Pompeo outlines Indo-Pacific security initiatives

People carrying bag away from boat in shallow water (© Chuck Biggar/Alamy)
The new U.S. security funding for the Indo-Pacific region includes a new program in the Bay of Bengal. (© Chuck Biggar/Alamy)

As part of his trip to Asia, U.S. Secretary of State Mike Pompeo announced nearly $300 million “to reinforce security cooperation” in the Indo-Pacific, a region that spans from India to the Pacific Ocean.

The secretary said August 4 that the new funding overall will “strengthen maritime security, develop humanitarian-assistance and peacekeeping capabilities, and enhance programs that counter transnational threats.”

The security assistance will fund projects in Bangladesh, Indonesia, Mongolia, Nepal, Pacific islands, the Philippines, Sri Lanka, Vietnam and others.

The effort includes an initiative in the Bay of Bengal, home to sea lanes linking the Indian Ocean to East Asia. The U.S. will work with India, Bangladesh, Sri Lanka and others to share commercial shipping information to help improve security and respond to emerging threats.
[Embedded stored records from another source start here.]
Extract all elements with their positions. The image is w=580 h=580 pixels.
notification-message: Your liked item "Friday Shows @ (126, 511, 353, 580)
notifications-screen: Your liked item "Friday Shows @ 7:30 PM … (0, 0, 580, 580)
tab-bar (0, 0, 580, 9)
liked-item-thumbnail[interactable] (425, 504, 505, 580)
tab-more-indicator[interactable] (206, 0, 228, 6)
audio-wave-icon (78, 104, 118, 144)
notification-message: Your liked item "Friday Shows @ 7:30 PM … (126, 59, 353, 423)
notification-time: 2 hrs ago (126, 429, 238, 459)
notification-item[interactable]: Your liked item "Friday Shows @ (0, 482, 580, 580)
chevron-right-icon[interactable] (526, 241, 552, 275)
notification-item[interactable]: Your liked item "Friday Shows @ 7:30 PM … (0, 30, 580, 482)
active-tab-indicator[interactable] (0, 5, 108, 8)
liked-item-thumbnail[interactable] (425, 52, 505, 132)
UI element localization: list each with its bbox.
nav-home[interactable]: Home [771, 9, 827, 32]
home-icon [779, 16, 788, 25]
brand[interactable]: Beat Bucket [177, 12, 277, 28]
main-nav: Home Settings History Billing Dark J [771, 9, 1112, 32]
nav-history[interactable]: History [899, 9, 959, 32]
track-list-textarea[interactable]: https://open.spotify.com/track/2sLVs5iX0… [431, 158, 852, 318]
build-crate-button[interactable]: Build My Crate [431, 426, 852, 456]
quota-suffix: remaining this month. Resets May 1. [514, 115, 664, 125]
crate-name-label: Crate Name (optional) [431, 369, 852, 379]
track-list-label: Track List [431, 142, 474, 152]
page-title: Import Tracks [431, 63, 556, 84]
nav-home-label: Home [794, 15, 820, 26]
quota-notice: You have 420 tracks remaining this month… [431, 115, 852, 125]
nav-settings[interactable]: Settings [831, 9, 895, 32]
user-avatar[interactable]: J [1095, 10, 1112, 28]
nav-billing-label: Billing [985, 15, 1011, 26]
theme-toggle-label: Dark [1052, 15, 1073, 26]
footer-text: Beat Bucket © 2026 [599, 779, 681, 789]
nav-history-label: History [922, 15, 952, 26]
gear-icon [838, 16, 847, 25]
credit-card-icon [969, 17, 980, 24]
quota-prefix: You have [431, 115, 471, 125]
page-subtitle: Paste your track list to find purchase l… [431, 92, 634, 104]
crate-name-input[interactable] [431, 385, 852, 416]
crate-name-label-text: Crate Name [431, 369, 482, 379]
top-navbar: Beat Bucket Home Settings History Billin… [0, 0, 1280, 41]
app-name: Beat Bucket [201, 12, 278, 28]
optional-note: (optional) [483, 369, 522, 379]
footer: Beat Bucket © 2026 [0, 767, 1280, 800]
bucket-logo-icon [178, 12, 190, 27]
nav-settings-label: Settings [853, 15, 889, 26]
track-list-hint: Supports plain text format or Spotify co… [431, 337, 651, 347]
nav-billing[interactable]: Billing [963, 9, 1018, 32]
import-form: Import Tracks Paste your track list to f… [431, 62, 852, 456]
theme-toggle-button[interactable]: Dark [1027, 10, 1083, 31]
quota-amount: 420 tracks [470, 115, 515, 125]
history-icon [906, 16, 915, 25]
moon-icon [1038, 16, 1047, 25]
Mike Pompeo seated at desk with microphone [State Dept.]
Secretary of State Mike Pompeo in Singapore, where he outlined U.S. initiatives for the Indo-Pacific area. [State Dept.]

The secretary’s speech was the second in a series detailing U.S. involvement in the Indo-Pacific. The first, on July 30, included $113 million in U.S. economic assistance for the region, which the secretary called “a down payment on a new era in American economic commitment to a free and open Indo-Pacific.”

Pompeo was in Asia for the 51st meeting of the Association of Southeast Asian Nations. ASEAN was created in August 1967 by five countries that wanted to work together to address challenges in Southeast Asia. The group has grown to 10 countries.

Building partnerships

As part of the initiative, the U.S. will help develop programs that give countries a clearer picture of coasts and waters. These “domain awareness” systems will feature crewed and uncrewed aircraft and vessels and will help improve search and rescue capabilities for countries responding to disasters.

The U.S. also will partner with countries in the region to stop human trafficking and drug smuggling and strengthen the rule of law. Already, the U.S. helps countries through “shiprider” programs, in which law enforcement officers from a coastal state can travel on U.S. vessels and prosecute illegal activities in their countries’ exclusive economic zones.

“We look forward to ASEAN’s continued centrality in the Indo-Pacific region,” the secretary said.